To find the area of these circular cross-sections, we first determine the diameter, which is the vertical distance: \( 2\sqrt{x} \). From this, we get the radius \( r \) as half of the diameter or \( \sqrt{x} \). With the radius in hand, the area \( A(x) \) of a circular disk is calculated using the formula for the area of a circle:

• Radius \( r = \sqrt{x} \)
• Area \( A(x) = \pi r^2 = \pi (\sqrt{x})^2 = \pi x \)

This result tells us how large the cross-section is at any point \( x \) along the specified range of the solid.

Squares with bases in the \( xy \)-plane utilize the same distance between the parabolas \( y=-\sqrt{x} \) and \( y=\sqrt{x} \) to define their sides. Here, the side of each square is equal to the diameter of the circular disk, which is \( 2\sqrt{x} \).
This makes it straightforward to calculate the area \( A(x) \) of such squares, as follows:

• Side length \( s = 2\sqrt{x} \)
• Area \( A(x) = (2\sqrt{x})^2 = 4x \)

By squaring the side length, we get the formula for the area of the square, which grows linearly with \( x \). This area calculation shows how the section size evolves as you move along the \( x \)-axis of the solid.
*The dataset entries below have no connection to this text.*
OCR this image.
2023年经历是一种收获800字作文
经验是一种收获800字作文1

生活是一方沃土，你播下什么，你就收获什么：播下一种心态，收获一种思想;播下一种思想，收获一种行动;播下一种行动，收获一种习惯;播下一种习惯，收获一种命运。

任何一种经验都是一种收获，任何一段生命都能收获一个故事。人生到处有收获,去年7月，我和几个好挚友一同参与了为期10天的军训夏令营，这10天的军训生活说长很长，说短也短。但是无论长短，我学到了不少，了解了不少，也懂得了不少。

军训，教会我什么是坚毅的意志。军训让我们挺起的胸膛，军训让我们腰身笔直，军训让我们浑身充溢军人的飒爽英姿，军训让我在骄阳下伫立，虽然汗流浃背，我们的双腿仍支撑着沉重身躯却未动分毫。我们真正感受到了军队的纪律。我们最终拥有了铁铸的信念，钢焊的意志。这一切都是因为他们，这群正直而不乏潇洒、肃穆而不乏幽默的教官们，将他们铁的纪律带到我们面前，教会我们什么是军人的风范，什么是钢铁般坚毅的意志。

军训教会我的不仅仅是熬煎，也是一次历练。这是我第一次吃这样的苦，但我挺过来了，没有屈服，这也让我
In utilizing equilateral triangles, the base is taken as the same diameter \( 2\sqrt{x} \) of our cross-sections. This creates a unique shape for the cross-section because all sides of an equilateral triangle are equal, and its height relates to its base through basic geometry.
The area \( A(x) \) of these triangles is determined using the formula for equilateral triangles:

• Base \( b = 2\sqrt{x} \)
• Area \( A(x) = \frac{\sqrt{3}}{4}b^2 = \frac{\sqrt{3}}{4}(2\sqrt{x})^2 = \sqrt{3}x \)

This formula accounts for the properties of equilateral triangles and illustrates how the area increases with \( x \). The equilateral triangle’s symmetry is a critical feature that makes this calculation straightforward, as the simple relationship between its side and height leads directly to the area formula.

Parabolas play a pivotal role as they outline the boundaries of the cross-sections. Defined by the functions \( y=-\sqrt{x} \) and \( y=\sqrt{x} \), they create a symmetric opening about the \( y \)-axis.
The distance between these parabolas is essential as it determines the linear size of different shapes whether it be a diameter, side, or base. This distance \( 2\sqrt{x} \) directly influences all area calculations for the cross-sections above:

• Diameter for Circular Disks: \( 2\sqrt{x} \)
• Side of Squares with Bases: \( 2\sqrt{x} \)
• Base of Equilateral Triangles: \( 2\sqrt{x} \)

Understanding and employing the geometry of parabolas helps in accurately constructing and calculating the necessary cross-sections. This knowledge is crucial as it ensures that each shape aligns correctly within the solid’s defined space on the \( xy \)-plane.